Além disso, podem causar problemas. “Nossa pele tem bactérias boas e ruins. As boas são necessárias contra as agressões externas”, explica a dermatologista pediátrica Nadia Almeida. Ou seja, ao diminuir as bactérias benignas e a hidratação da pele, os produtos químicos contidos nesses sabonetes podem favorecer o aparecimento de alergias e infecções virais. A dermatologista lembra que esses sabonetes são indicados apenas em alguns casos. E somente durante o tempo do tratamento.
Para Vaz, a venda deveria se dar com orientação correta – do médico ou farmacêutico. O professor de Dermatologia do Hospital de Clínicas (HC) e da Universidade Federal do Paraná (UFPR) Jesus Rodriguez Santamaria concorda e conta que há pacientes que chegam com irritações na pele causadas por esse tipo de produto. “Não é indicado usá-los como rotina. E, a qualquer sinal de irritação na pele, o uso deve ser interrompido.” Santamaria recomenda para o dia a dia o sabonete “mais barato”. E lembra que, no inverno, idosos, crianças e quem tem pele sensível devem ensaboar só as dobras e partes íntimas, para evitar ressecamento.
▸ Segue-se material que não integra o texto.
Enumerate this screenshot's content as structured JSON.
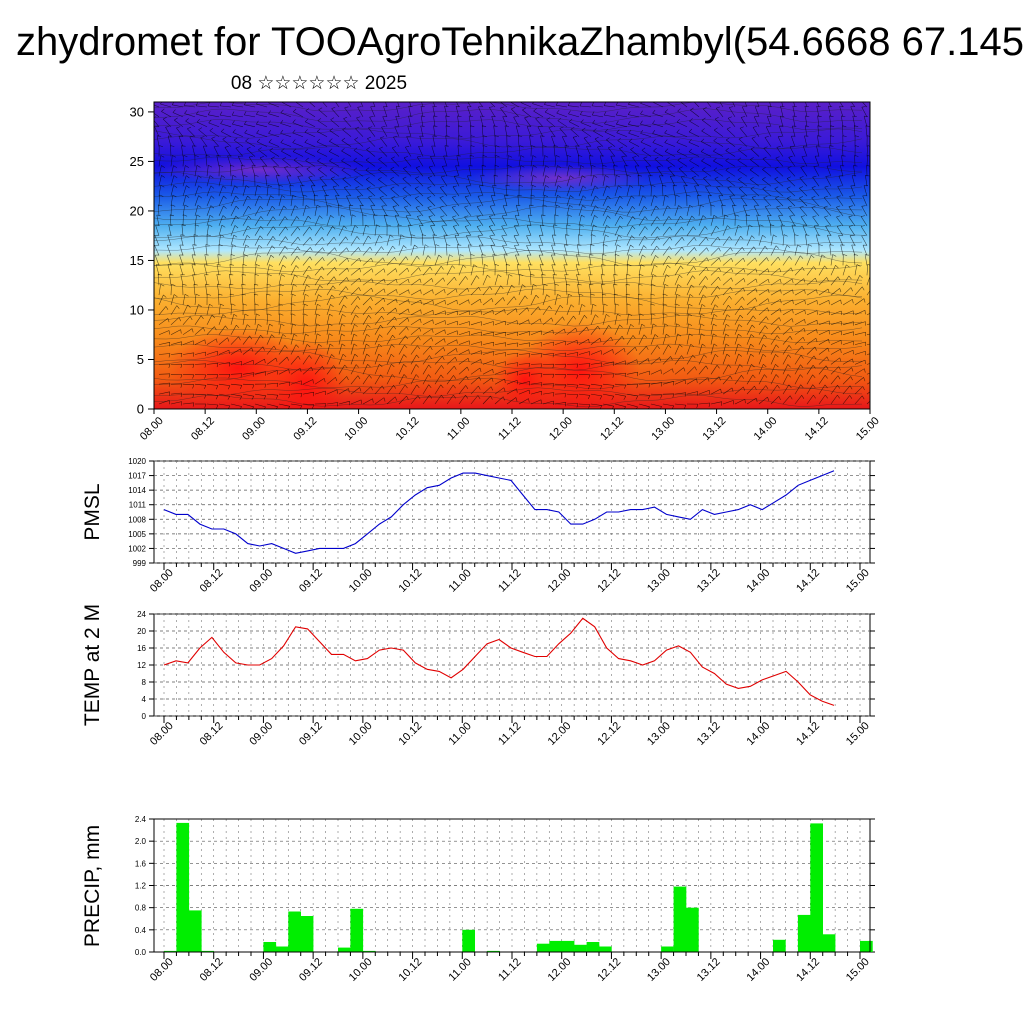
{
  "title": "zhydromet for TOOAgroTehnikaZhambyl(54.6668 67.145",
  "subtitle": "08 ☆☆☆☆☆☆ 2025",
  "chart_data": [
    {
      "type": "heatmap",
      "name": "vertical-cross-section",
      "x_ticks": [
        "08.00",
        "08.12",
        "09.00",
        "09.12",
        "10.00",
        "10.12",
        "11.00",
        "11.12",
        "12.00",
        "12.12",
        "13.00",
        "13.12",
        "14.00",
        "14.12",
        "15.00"
      ],
      "yticks": [
        0,
        5,
        10,
        15,
        20,
        25,
        30
      ],
      "ylim": [
        0,
        31
      ],
      "colormap": [
        "#e8161a",
        "#f25a12",
        "#f7891a",
        "#fbb030",
        "#ffe060",
        "#b0e8ff",
        "#4fb0f0",
        "#1a5ae8",
        "#1010e0",
        "#3a1ad8",
        "#5a20c8"
      ],
      "contours": true,
      "wind_barbs": true
    },
    {
      "type": "line",
      "ylabel": "PMSL",
      "color": "#0000cc",
      "yticks": [
        999,
        1002,
        1005,
        1008,
        1011,
        1014,
        1017,
        1020
      ],
      "ylim": [
        999,
        1020
      ],
      "x_ticks": [
        "08.00",
        "08.12",
        "09.00",
        "09.12",
        "10.00",
        "10.12",
        "11.00",
        "11.12",
        "12.00",
        "12.12",
        "13.00",
        "13.12",
        "14.00",
        "14.12",
        "15.00"
      ],
      "values": [
        1010,
        1009,
        1009,
        1007,
        1006,
        1006,
        1005,
        1003,
        1002.5,
        1003,
        1002,
        1001,
        1001.5,
        1002,
        1002,
        1002,
        1003,
        1005,
        1007,
        1008.5,
        1011,
        1013,
        1014.5,
        1015,
        1016.5,
        1017.5,
        1017.5,
        1017,
        1016.5,
        1016,
        1013,
        1010,
        1010,
        1009.5,
        1007,
        1007,
        1008,
        1009.5,
        1009.5,
        1010,
        1010,
        1010.5,
        1009,
        1008.5,
        1008,
        1010,
        1009,
        1009.5,
        1010,
        1011,
        1010,
        1011.5,
        1013,
        1015,
        1016,
        1017,
        1018
      ]
    },
    {
      "type": "line",
      "ylabel": "TEMP at 2 M",
      "color": "#e00000",
      "yticks": [
        0,
        4,
        8,
        12,
        16,
        20,
        24
      ],
      "ylim": [
        0,
        24
      ],
      "x_ticks": [
        "08.00",
        "08.12",
        "09.00",
        "09.12",
        "10.00",
        "10.12",
        "11.00",
        "11.12",
        "12.00",
        "12.12",
        "13.00",
        "13.12",
        "14.00",
        "14.12",
        "15.00"
      ],
      "values": [
        12,
        13,
        12.5,
        16,
        18.5,
        15,
        12.5,
        12,
        12,
        13.5,
        16.5,
        21,
        20.5,
        17.5,
        14.5,
        14.5,
        13,
        13.5,
        15.5,
        16,
        15.5,
        12.5,
        11,
        10.5,
        9,
        11,
        14,
        17,
        18,
        16,
        15,
        14,
        14,
        17,
        19.5,
        23,
        21,
        16,
        13.5,
        13,
        12,
        13,
        15.5,
        16.5,
        15,
        11.5,
        10,
        7.5,
        6.5,
        7,
        8.5,
        9.5,
        10.5,
        8,
        5,
        3.5,
        2.5
      ]
    },
    {
      "type": "bar",
      "ylabel": "PRECIP, mm",
      "color": "#00ee00",
      "yticks": [
        "0.0",
        "0.4",
        "0.8",
        "1.2",
        "1.6",
        "2.0",
        "2.4"
      ],
      "ylim": [
        0,
        2.4
      ],
      "x_ticks": [
        "08.00",
        "08.12",
        "09.00",
        "09.12",
        "10.00",
        "10.12",
        "11.00",
        "11.12",
        "12.00",
        "12.12",
        "13.00",
        "13.12",
        "14.00",
        "14.12",
        "15.00"
      ],
      "values": [
        0.02,
        2.33,
        0.75,
        0.02,
        0,
        0,
        0,
        0,
        0.18,
        0.1,
        0.73,
        0.65,
        0,
        0,
        0.08,
        0.78,
        0.02,
        0,
        0,
        0,
        0,
        0,
        0,
        0,
        0.4,
        0,
        0.02,
        0,
        0,
        0,
        0.15,
        0.2,
        0.2,
        0.13,
        0.18,
        0.1,
        0,
        0,
        0,
        0,
        0.1,
        1.18,
        0.8,
        0,
        0,
        0,
        0,
        0,
        0,
        0.22,
        0,
        0.67,
        2.32,
        0.32,
        0,
        0,
        0.2,
        0,
        0,
        0,
        0,
        0
      ]
    }
  ]
}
Os produtos para roupas, ao se acumular, também podem causar alergias nas pessoas mais sensíveis.
Mãos limpas
O infectologista pediátrico e professor de Pediatria do Curso de Medicina da Pontifícia Universidade Católica do Paraná (PUCPR) Victor Horácio afirma que para a formação da flora bacteriana normal a criança precisa ter contato com o meio em que vive. Mas chama atenção para a importância do hábito de lavar as mãos após as refeições, idas ao banheiro e contato com superfícies sujas – como dinheiro. Lembra ainda que a adoção do álcool gel e de lavagens de mãos mais frequentes durante o surto de gripe A (H1N1) fez cair o número de casos de outras doenças, como conjuntivite e gripe comum. “O hábito deve ser mantido”, diz. Mas todos concordam: o sabonete comum dá conta do recado.